“Teori her durumda statükoyu eleştirel analize tabi tutmalı ve onu değiştirme yolları bulup önermelidir. Fakat eğer sorun düşünce biçimimizden kaynaklanıyorsa düşünce biçimimizi değiştirmemiz öncelik hâline gelir. Bu da düşünce biçimimizi dolayısıyla teorileri şekillendiren paradigmal temellere inmemizi şart kılar.”
İki ciltten oluşan Neden Yeni Bir Sosyal Bilim Paradigması başlıklı çalışmanın elinizdeki “Modern Sosyal Bilimler ve Açmazları” alt başlıklı bu birinci cildi, böylesi bir paradigmal tartışmanın zeminini oluşturmayı hedeflemektedir. Bu maksatla, modernist sosyal bilimlerin tanımlarının ve kurumlaşma süreçlerinin irdelemesini takiben bu sosyal bilim anlayışının paradigmal temellerine inilmiş ve iki ana modernist paradigma olarak pozitivist ve hermeneutik sosyal bilim paradigmaları işlenerek her iki versiyonuyla modernist düşünce paradigmasının yarattığı açmazlardan bazıları sunulmuştur.

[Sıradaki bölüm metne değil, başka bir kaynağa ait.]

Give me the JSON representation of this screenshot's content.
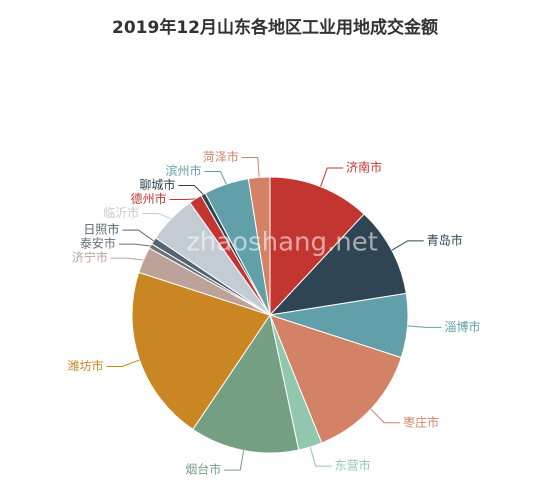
{
  "chart_data": {
    "type": "pie",
    "title": "2019年12月山东各地区工业用地成交金额",
    "watermark": "zhaoshang.net",
    "categories": [
      "济南市",
      "青岛市",
      "淄博市",
      "枣庄市",
      "东营市",
      "烟台市",
      "潍坊市",
      "济宁市",
      "泰安市",
      "日照市",
      "临沂市",
      "德州市",
      "聊城市",
      "滨州市",
      "菏泽市"
    ],
    "values": [
      43,
      38,
      27,
      50,
      10,
      46,
      74,
      11,
      2,
      3,
      20.5,
      5.5,
      2,
      19,
      9
    ],
    "colors": [
      "#c23531",
      "#2f4554",
      "#61a0a8",
      "#d48265",
      "#91c7ae",
      "#749f83",
      "#ca8622",
      "#bda29a",
      "#6e7074",
      "#546570",
      "#c4ccd3",
      "#c23531",
      "#2f4554",
      "#61a0a8",
      "#d48265"
    ]
  }
}
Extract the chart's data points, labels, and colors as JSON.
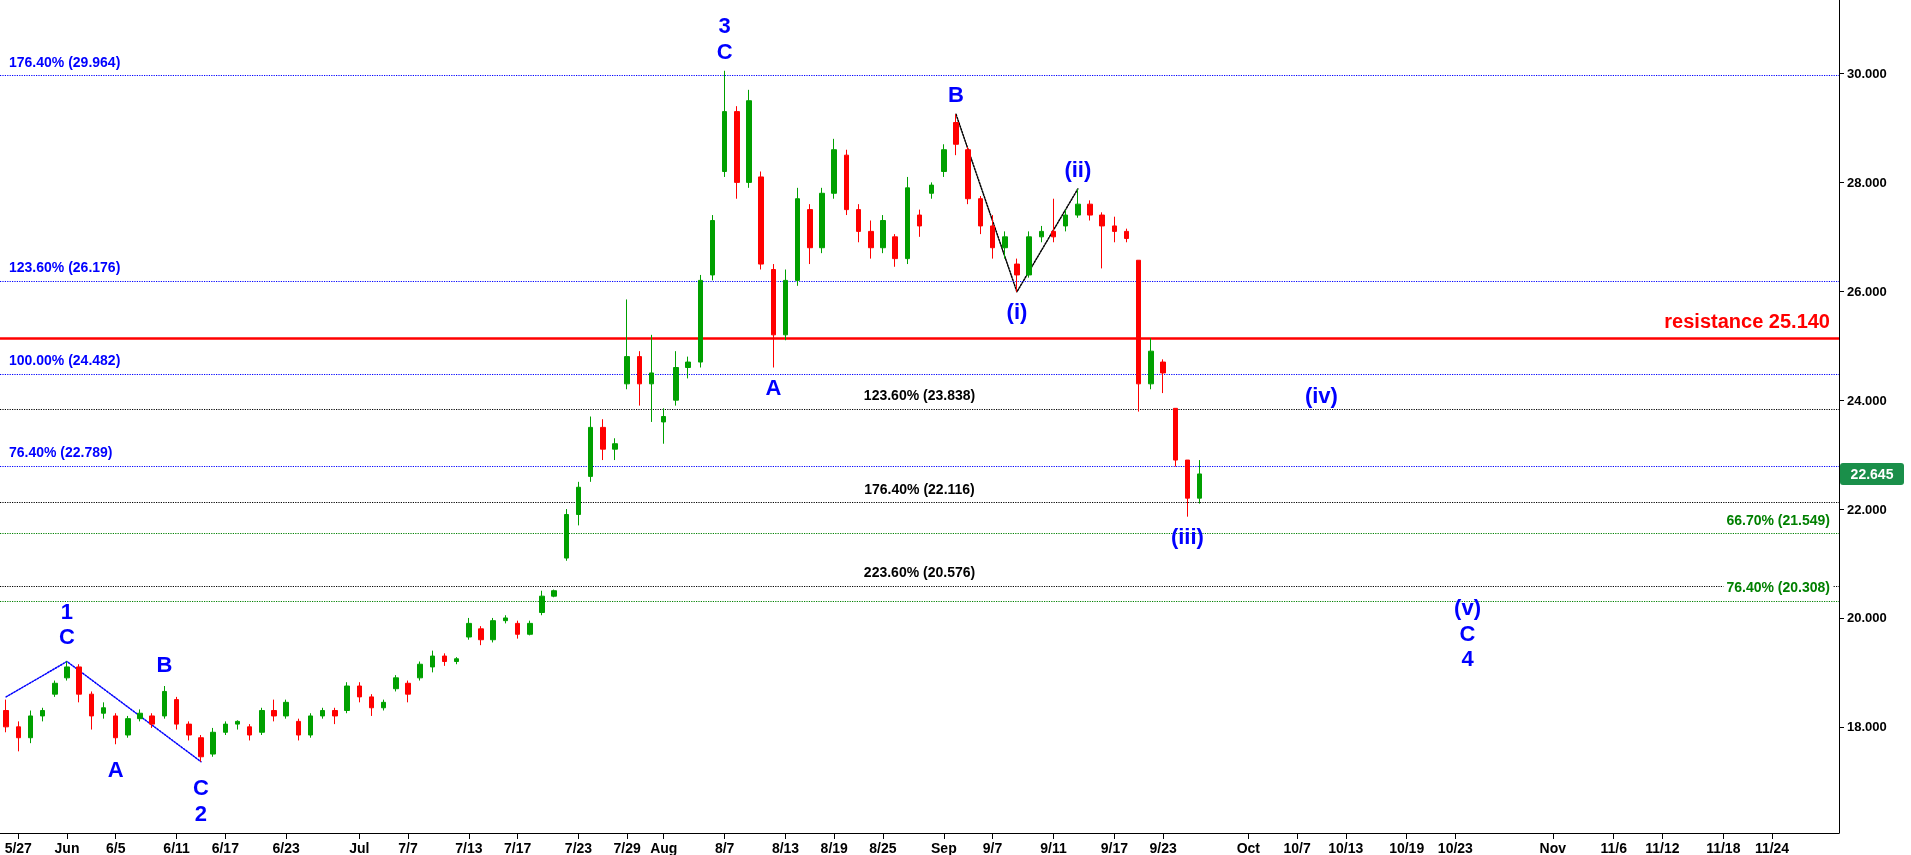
{
  "chart_data": {
    "type": "candlestick",
    "categories": [
      null,
      "5/27",
      null,
      null,
      null,
      "Jun",
      null,
      null,
      null,
      "6/5",
      null,
      null,
      null,
      null,
      "6/11",
      null,
      null,
      null,
      "6/17",
      null,
      null,
      null,
      null,
      "6/23",
      null,
      null,
      null,
      null,
      null,
      "Jul",
      null,
      null,
      null,
      "7/7",
      null,
      null,
      null,
      null,
      "7/13",
      null,
      null,
      null,
      "7/17",
      null,
      null,
      null,
      null,
      "7/23",
      null,
      null,
      null,
      "7/29",
      null,
      null,
      "Aug",
      null,
      null,
      null,
      null,
      "8/7",
      null,
      null,
      null,
      null,
      "8/13",
      null,
      null,
      null,
      "8/19",
      null,
      null,
      null,
      "8/25",
      null,
      null,
      null,
      null,
      "Sep",
      null,
      null,
      null,
      "9/7",
      null,
      null,
      null,
      null,
      "9/11",
      null,
      null,
      null,
      null,
      "9/17",
      null,
      null,
      null,
      "9/23",
      null,
      null,
      null,
      null,
      null,
      null,
      "Oct",
      null,
      null,
      null,
      "10/7",
      null,
      null,
      null,
      "10/13",
      null,
      null,
      null,
      null,
      "10/19",
      null,
      null,
      null,
      "10/23",
      null,
      null,
      null,
      null,
      null,
      null,
      null,
      "Nov",
      null,
      null,
      null,
      null,
      "11/6",
      null,
      null,
      null,
      "11/12",
      null,
      null,
      null,
      null,
      "11/18",
      null,
      null,
      null,
      "11/24",
      null,
      null,
      null,
      null,
      null
    ],
    "ylim": [
      16.05,
      31.35
    ],
    "yticks": [
      {
        "value": 18,
        "label": "18.000"
      },
      {
        "value": 20,
        "label": "20.000"
      },
      {
        "value": 22,
        "label": "22.000"
      },
      {
        "value": 24,
        "label": "24.000"
      },
      {
        "value": 26,
        "label": "26.000"
      },
      {
        "value": 28,
        "label": "28.000"
      },
      {
        "value": 30,
        "label": "30.000"
      }
    ],
    "series": [
      {
        "ohlc": [
          [
            18.3,
            18.5,
            17.9,
            18.0
          ],
          [
            18.0,
            18.1,
            17.55,
            17.8
          ],
          [
            17.8,
            18.3,
            17.7,
            18.2
          ],
          [
            18.2,
            18.35,
            18.1,
            18.3
          ],
          [
            18.6,
            18.85,
            18.55,
            18.8
          ],
          [
            18.9,
            19.2,
            18.85,
            19.1
          ],
          [
            19.1,
            19.15,
            18.45,
            18.6
          ],
          [
            18.6,
            18.65,
            17.95,
            18.2
          ],
          [
            18.25,
            18.45,
            18.15,
            18.35
          ],
          [
            18.2,
            18.25,
            17.68,
            17.8
          ],
          [
            17.85,
            18.2,
            17.8,
            18.15
          ],
          [
            18.15,
            18.32,
            18.1,
            18.25
          ],
          [
            18.2,
            18.25,
            17.98,
            18.05
          ],
          [
            18.2,
            18.75,
            18.15,
            18.65
          ],
          [
            18.5,
            18.55,
            17.95,
            18.05
          ],
          [
            18.05,
            18.1,
            17.75,
            17.85
          ],
          [
            17.8,
            17.85,
            17.36,
            17.45
          ],
          [
            17.5,
            17.98,
            17.45,
            17.9
          ],
          [
            17.9,
            18.1,
            17.85,
            18.05
          ],
          [
            18.05,
            18.12,
            17.95,
            18.1
          ],
          [
            18.0,
            18.05,
            17.75,
            17.85
          ],
          [
            17.9,
            18.35,
            17.85,
            18.3
          ],
          [
            18.3,
            18.5,
            18.1,
            18.2
          ],
          [
            18.2,
            18.5,
            18.15,
            18.45
          ],
          [
            18.1,
            18.15,
            17.75,
            17.85
          ],
          [
            17.85,
            18.25,
            17.8,
            18.2
          ],
          [
            18.2,
            18.35,
            18.15,
            18.3
          ],
          [
            18.3,
            18.35,
            18.05,
            18.2
          ],
          [
            18.3,
            18.82,
            18.25,
            18.75
          ],
          [
            18.75,
            18.82,
            18.45,
            18.55
          ],
          [
            18.55,
            18.6,
            18.2,
            18.35
          ],
          [
            18.35,
            18.5,
            18.3,
            18.45
          ],
          [
            18.7,
            18.95,
            18.65,
            18.9
          ],
          [
            18.8,
            18.85,
            18.45,
            18.6
          ],
          [
            18.9,
            19.2,
            18.85,
            19.15
          ],
          [
            19.1,
            19.4,
            19.0,
            19.3
          ],
          [
            19.3,
            19.35,
            19.12,
            19.2
          ],
          [
            19.2,
            19.28,
            19.15,
            19.25
          ],
          [
            19.65,
            20.0,
            19.6,
            19.9
          ],
          [
            19.8,
            19.85,
            19.5,
            19.6
          ],
          [
            19.6,
            20.0,
            19.55,
            19.95
          ],
          [
            19.95,
            20.05,
            19.9,
            20.0
          ],
          [
            19.9,
            19.95,
            19.62,
            19.7
          ],
          [
            19.7,
            19.95,
            19.68,
            19.9
          ],
          [
            20.1,
            20.5,
            20.05,
            20.4
          ],
          [
            20.4,
            20.52,
            20.38,
            20.5
          ],
          [
            21.1,
            22.0,
            21.05,
            21.9
          ],
          [
            21.9,
            22.5,
            21.7,
            22.4
          ],
          [
            22.6,
            23.7,
            22.5,
            23.5
          ],
          [
            23.5,
            23.65,
            22.9,
            23.1
          ],
          [
            23.1,
            23.3,
            22.9,
            23.2
          ],
          [
            24.3,
            25.85,
            24.2,
            24.8
          ],
          [
            24.8,
            24.9,
            23.9,
            24.3
          ],
          [
            24.3,
            25.2,
            23.6,
            24.5
          ],
          [
            23.6,
            23.85,
            23.2,
            23.7
          ],
          [
            24.0,
            24.9,
            23.9,
            24.6
          ],
          [
            24.6,
            24.8,
            24.4,
            24.7
          ],
          [
            24.7,
            26.3,
            24.6,
            26.2
          ],
          [
            26.3,
            27.4,
            26.2,
            27.3
          ],
          [
            28.2,
            30.05,
            28.1,
            29.3
          ],
          [
            29.3,
            29.4,
            27.7,
            28.0
          ],
          [
            28.0,
            29.7,
            27.9,
            29.5
          ],
          [
            28.1,
            28.2,
            26.4,
            26.5
          ],
          [
            26.4,
            26.5,
            24.6,
            25.2
          ],
          [
            25.2,
            26.4,
            25.1,
            26.2
          ],
          [
            26.2,
            27.9,
            26.1,
            27.7
          ],
          [
            27.5,
            27.6,
            26.5,
            26.8
          ],
          [
            26.8,
            27.9,
            26.7,
            27.8
          ],
          [
            27.8,
            28.8,
            27.7,
            28.6
          ],
          [
            28.5,
            28.6,
            27.4,
            27.5
          ],
          [
            27.5,
            27.6,
            26.9,
            27.1
          ],
          [
            27.1,
            27.3,
            26.6,
            26.8
          ],
          [
            26.8,
            27.4,
            26.7,
            27.3
          ],
          [
            27.0,
            27.05,
            26.45,
            26.6
          ],
          [
            26.6,
            28.1,
            26.5,
            27.9
          ],
          [
            27.4,
            27.5,
            27.0,
            27.2
          ],
          [
            27.8,
            28.0,
            27.7,
            27.95
          ],
          [
            28.2,
            28.7,
            28.1,
            28.6
          ],
          [
            29.1,
            29.25,
            28.5,
            28.7
          ],
          [
            28.6,
            28.65,
            27.6,
            27.7
          ],
          [
            27.7,
            27.75,
            27.05,
            27.2
          ],
          [
            27.2,
            27.4,
            26.6,
            26.8
          ],
          [
            26.8,
            27.1,
            26.6,
            27.0
          ],
          [
            26.5,
            26.6,
            25.99,
            26.3
          ],
          [
            26.3,
            27.1,
            26.25,
            27.0
          ],
          [
            27.0,
            27.2,
            26.9,
            27.1
          ],
          [
            27.1,
            27.7,
            26.9,
            27.0
          ],
          [
            27.2,
            27.5,
            27.1,
            27.4
          ],
          [
            27.4,
            27.88,
            27.35,
            27.6
          ],
          [
            27.6,
            27.67,
            27.3,
            27.4
          ],
          [
            27.4,
            27.45,
            26.42,
            27.2
          ],
          [
            27.2,
            27.37,
            26.9,
            27.1
          ],
          [
            27.1,
            27.15,
            26.9,
            26.97
          ],
          [
            26.57,
            26.57,
            23.79,
            24.3
          ],
          [
            24.3,
            25.14,
            24.2,
            24.9
          ],
          [
            24.7,
            24.75,
            24.13,
            24.5
          ],
          [
            23.85,
            23.85,
            22.78,
            22.9
          ],
          [
            22.9,
            22.9,
            21.86,
            22.2
          ],
          [
            22.2,
            22.9,
            22.1,
            22.645
          ],
          null,
          null,
          null,
          null,
          null,
          null,
          null,
          null,
          null,
          null,
          null,
          null,
          null,
          null,
          null,
          null,
          null,
          null,
          null,
          null,
          null,
          null,
          null,
          null,
          null,
          null,
          null,
          null,
          null,
          null,
          null,
          null,
          null,
          null,
          null,
          null,
          null,
          null,
          null,
          null,
          null,
          null,
          null,
          null,
          null,
          null,
          null,
          null,
          null,
          null,
          null,
          null
        ],
        "colors": [
          "#ff0000",
          "#ff0000",
          "#00a000",
          "#00a000",
          "#00a000",
          "#00a000",
          "#ff0000",
          "#ff0000",
          "#00a000",
          "#ff0000",
          "#00a000",
          "#00a000",
          "#ff0000",
          "#00a000",
          "#ff0000",
          "#ff0000",
          "#ff0000",
          "#00a000",
          "#00a000",
          "#00a000",
          "#ff0000",
          "#00a000",
          "#ff0000",
          "#00a000",
          "#ff0000",
          "#00a000",
          "#00a000",
          "#ff0000",
          "#00a000",
          "#ff0000",
          "#ff0000",
          "#00a000",
          "#00a000",
          "#ff0000",
          "#00a000",
          "#00a000",
          "#ff0000",
          "#00a000",
          "#00a000",
          "#ff0000",
          "#00a000",
          "#00a000",
          "#ff0000",
          "#00a000",
          "#00a000",
          "#00a000",
          "#00a000",
          "#00a000",
          "#00a000",
          "#ff0000",
          "#00a000",
          "#00a000",
          "#ff0000",
          "#00a000",
          "#00a000",
          "#00a000",
          "#00a000",
          "#00a000",
          "#00a000",
          "#00a000",
          "#ff0000",
          "#00a000",
          "#ff0000",
          "#ff0000",
          "#00a000",
          "#00a000",
          "#ff0000",
          "#00a000",
          "#00a000",
          "#ff0000",
          "#ff0000",
          "#ff0000",
          "#00a000",
          "#ff0000",
          "#00a000",
          "#ff0000",
          "#00a000",
          "#00a000",
          "#ff0000",
          "#ff0000",
          "#ff0000",
          "#ff0000",
          "#00a000",
          "#ff0000",
          "#00a000",
          "#00a000",
          "#ff0000",
          "#00a000",
          "#00a000",
          "#ff0000",
          "#ff0000",
          "#ff0000",
          "#ff0000",
          "#ff0000",
          "#00a000",
          "#ff0000",
          "#ff0000",
          "#ff0000",
          "#00a000",
          null,
          null,
          null,
          null,
          null,
          null,
          null,
          null,
          null,
          null,
          null,
          null,
          null,
          null,
          null,
          null,
          null,
          null,
          null,
          null,
          null,
          null,
          null,
          null,
          null,
          null,
          null,
          null,
          null,
          null,
          null,
          null,
          null,
          null,
          null,
          null,
          null,
          null,
          null,
          null,
          null,
          null,
          null,
          null,
          null,
          null,
          null,
          null,
          null,
          null,
          null,
          null
        ]
      },
      {
        "type": "line",
        "color": "#0000ff",
        "line_style": "dotted",
        "marker": "none",
        "values": [
          18.55,
          null,
          null,
          null,
          null,
          19.2,
          null,
          null,
          null,
          null,
          null,
          null,
          null,
          null,
          null,
          null,
          17.36,
          null,
          null,
          null,
          null,
          null,
          null,
          null,
          null,
          null,
          null,
          null,
          null,
          null,
          null,
          null,
          null,
          null,
          null,
          null,
          null,
          null,
          null,
          null,
          null,
          null,
          null,
          null,
          null,
          null,
          null,
          null,
          null,
          null,
          null,
          null,
          null,
          null,
          null,
          null,
          null,
          null,
          null,
          null,
          null,
          null,
          null,
          null,
          null,
          null,
          null,
          null,
          null,
          null,
          null,
          null,
          null,
          null,
          null,
          null,
          null,
          null,
          null,
          null,
          null,
          null,
          null,
          null,
          null,
          null,
          null,
          null,
          null,
          null,
          null,
          null,
          null,
          null,
          null,
          null,
          null,
          null,
          null,
          null,
          null,
          null,
          null,
          null,
          null,
          null,
          null,
          null,
          null,
          null,
          null,
          null,
          null,
          null,
          null,
          null,
          null,
          null,
          null,
          null,
          null,
          null,
          null,
          null,
          null,
          null,
          null,
          null,
          null,
          null,
          null,
          null,
          null,
          null,
          null,
          null,
          null,
          null,
          null,
          null,
          null,
          null,
          null,
          null,
          null,
          null,
          null,
          null,
          null,
          null,
          null
        ]
      },
      {
        "type": "line",
        "color": "#000000",
        "line_style": "dotted",
        "marker": "none",
        "values": [
          null,
          null,
          null,
          null,
          null,
          null,
          null,
          null,
          null,
          null,
          null,
          null,
          null,
          null,
          null,
          null,
          null,
          null,
          null,
          null,
          null,
          null,
          null,
          null,
          null,
          null,
          null,
          null,
          null,
          null,
          null,
          null,
          null,
          null,
          null,
          null,
          null,
          null,
          null,
          null,
          null,
          null,
          null,
          null,
          null,
          null,
          null,
          null,
          null,
          null,
          null,
          null,
          null,
          null,
          null,
          null,
          null,
          null,
          null,
          null,
          null,
          null,
          null,
          null,
          null,
          null,
          null,
          null,
          null,
          null,
          null,
          null,
          null,
          null,
          null,
          null,
          null,
          null,
          29.25,
          null,
          null,
          null,
          null,
          25.99,
          null,
          null,
          null,
          null,
          27.88,
          null,
          null,
          null,
          null,
          null,
          null,
          null,
          null,
          null,
          null,
          null,
          null,
          null,
          null,
          null,
          null,
          null,
          null,
          null,
          null,
          null,
          null,
          null,
          null,
          null,
          null,
          null,
          null,
          null,
          null,
          null,
          null,
          null,
          null,
          null,
          null,
          null,
          null,
          null,
          null,
          null,
          null,
          null,
          null,
          null,
          null,
          null,
          null,
          null,
          null,
          null,
          null,
          null,
          null,
          null,
          null,
          null,
          null,
          null,
          null,
          null,
          null
        ]
      }
    ],
    "ref_lines": [
      {
        "axis": "y",
        "value": 29.964,
        "label": "176.40% (29.964)",
        "color": "#0000ff",
        "line_style": "dotted"
      },
      {
        "axis": "y",
        "value": 21.549,
        "label": "66.70% (21.549)",
        "color": "#008000",
        "line_style": "dotted"
      },
      {
        "axis": "y",
        "value": 23.838,
        "label": "123.60% (23.838)",
        "color": "#000000",
        "line_style": "dotted"
      },
      {
        "axis": "y",
        "value": 26.176,
        "label": "123.60% (26.176)",
        "color": "#0000ff",
        "line_style": "dotted"
      },
      {
        "axis": "y",
        "value": 20.308,
        "label": "76.40% (20.308)",
        "color": "#008000",
        "line_style": "dotted"
      },
      {
        "axis": "y",
        "value": 22.116,
        "label": "176.40% (22.116)",
        "color": "#000000",
        "line_style": "dotted"
      },
      {
        "axis": "y",
        "value": 24.482,
        "label": "100.00% (24.482)",
        "color": "#0000ff",
        "line_style": "dotted"
      },
      {
        "axis": "y",
        "value": 25.14,
        "label": "resistance 25.140",
        "color": "#ff0000",
        "line_style": "solid"
      },
      {
        "axis": "y",
        "value": 20.576,
        "label": "223.60% (20.576)",
        "color": "#000000",
        "line_style": "dotted"
      },
      {
        "axis": "y",
        "value": 22.789,
        "label": "76.40% (22.789)",
        "color": "#0000ff",
        "line_style": "dotted"
      }
    ],
    "annotations": [
      "1",
      "C",
      "A",
      "B",
      "C",
      "2",
      "3",
      "C",
      "A",
      "B",
      "(i)",
      "(ii)",
      "(iii)",
      "(iv)",
      "(v)",
      "C",
      "4",
      "22.645"
    ],
    "grid": false
  }
}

Genelde modernite, özelde kapitalist modernite, bugün insanlığı ekolojik ve toplumsal yıkımın eşiğine getirmiştir ve insanlığın yeni bir çıkışa ihtiyaç duyduğu aşikardır. Modernist sosyal bilimler ise bugüne değin egemenlikçi düşünce ve kültür kodları nedeniyle, toplumsal çözüm üretmekten ziyade modern kapitalist sistemin düşünce üretme departmanları gibi çalışmıştır.
Sömürgecilik, soykırım, ekolojik yıkım, cinsiyetçilik, dünya savaşları, açlık gibi insanlığın başına bela olmuş toplum karşıtı düşünce ve politikaların üretilmesine veya meşrulaştırılmasına kaynaklık eden modernist sosyal bilimlerin tabi tutulduğu bu eleştirel analiz, “Sosyal Bilimlerde Yeni Paradigma ve Özgürlük Sosyolojisi” alt başlıklı ikinci ciltte ele alınacak olan önerme ve tartışmalara; yani “çıkışa” yönelecek, eylemselleşmenin pusulası olacak yeni bir anlamlandırma ve bu anlamlandırmayı mümkün kılacak yeni bir sosyal analize ulaşmanın bir ön adımı olarak düşünülmelidir.